The funny this is, failing is the single most important element of success. Without failing, you won’t know how to succeed, or how to handle your success. Thus, instead of running away from situations where you could fail, you should run toward them and embrace the opportunity you’ve been given. Remember, it’s always better to have tried and failed, rather than to have never tried. This is because failing gives you an opportunity to correct your mistakes in the future, while there is no future in never having tried to do something great.
Give Yourself Quarterly Goals For 2014
Make your goals hard to reach, because if you make them low hanging fruit, you will be doing yourself a disservice. Set out quarterly benchmarks of where you want to be every three months during 2014, and then push yourself mightily to reach them. Should you not reach your quarterly or annual goals in 2014, don’t fear, because if you push yourself daily, you will be a lot closer to your goals than you will be away from them.
Make Yourself Do Monthly Assessments In 2014
As you push yourself toward your quarterly goals in 2014, make sure you give yourself monthly assessments. Assess your commitment to your goal, including the time you spent, and the effort you gave. Of course, nobody can be giving 110% for all 365 days of 2014, but as long as you keep your eyes on the prize, you will keep moving forward.
Use Your Birthday As A Benchmark For Your 2014 Goals
For those of you with January birthdays like me, you’d better get on your goals ASAP! In all seriousness, it’s always good to use your birthday as a deadline of when you should get something accomplished. To keep things interesting, make your birthday goal the hardest one to reach. If you nail it by your birthday, you’ll give yourself one hell of a birthday gift.
Remember, giving yourself birthday deadlines, quarterly goals and monthly assessments are merely tactics to keep you on track toward your 2014 goals. What they are not are tests to judge your abilities or acumen in the film industry. So, while you should push yourself toward getting what you truly want, you should never punish yourself for not obtaining your goals.

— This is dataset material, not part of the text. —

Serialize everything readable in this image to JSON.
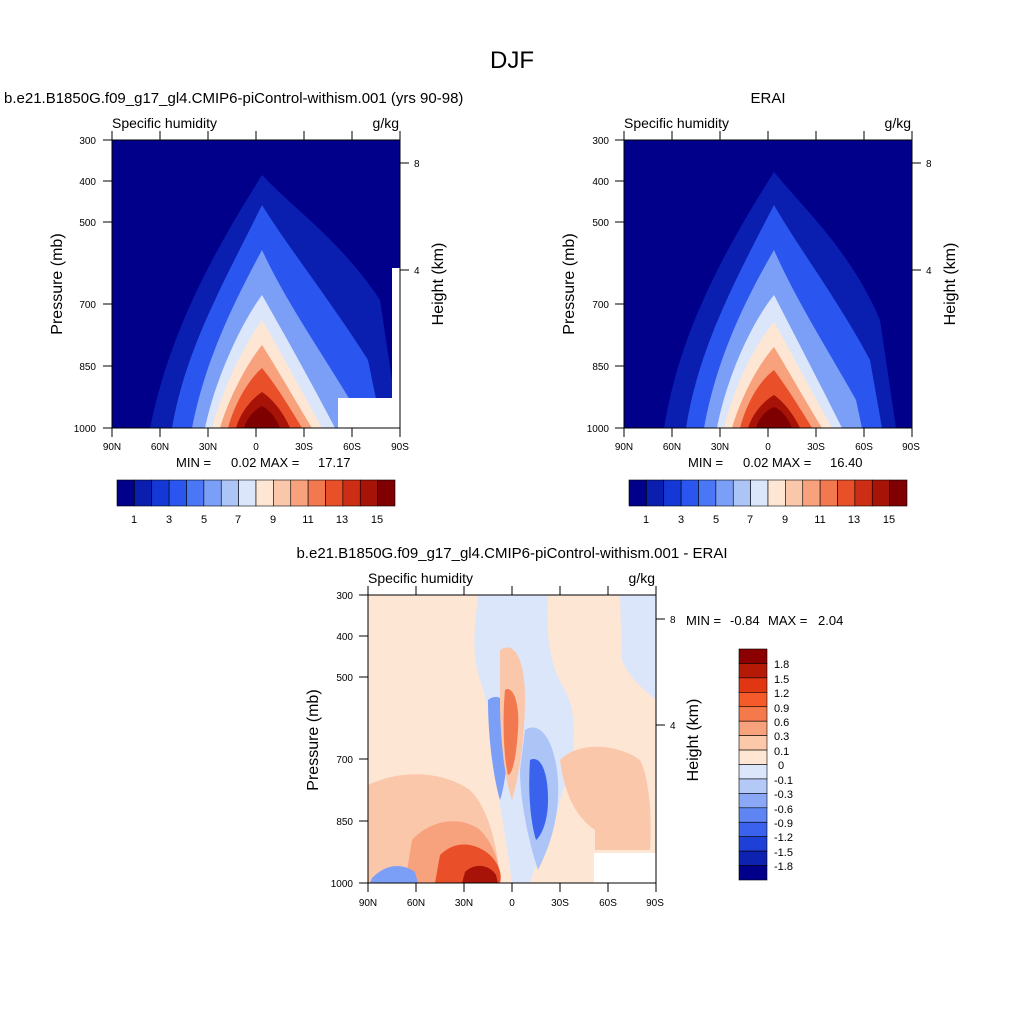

Okay, filmmakers. That’s what I have for you on Christmas Eve. Now I got to go convince my two-year old twin daughters Zoe and Lena to go to sleep, so Santa Claus can plop down the chimney and bring them a mountain of gifts. Of course, getting two-year olds to sleep on Christmas Eve may prove to be more difficult than obtaining motion picture financing for an independent feature film with no sellable stars, but hey, I have to try, right? As always, I thank you once again for lending me your eyes, and I would be honored to borrow them next Tuesday on New Year’s Eve. Until then, I hope you have a wonderful week, filled with good times and lasting memories.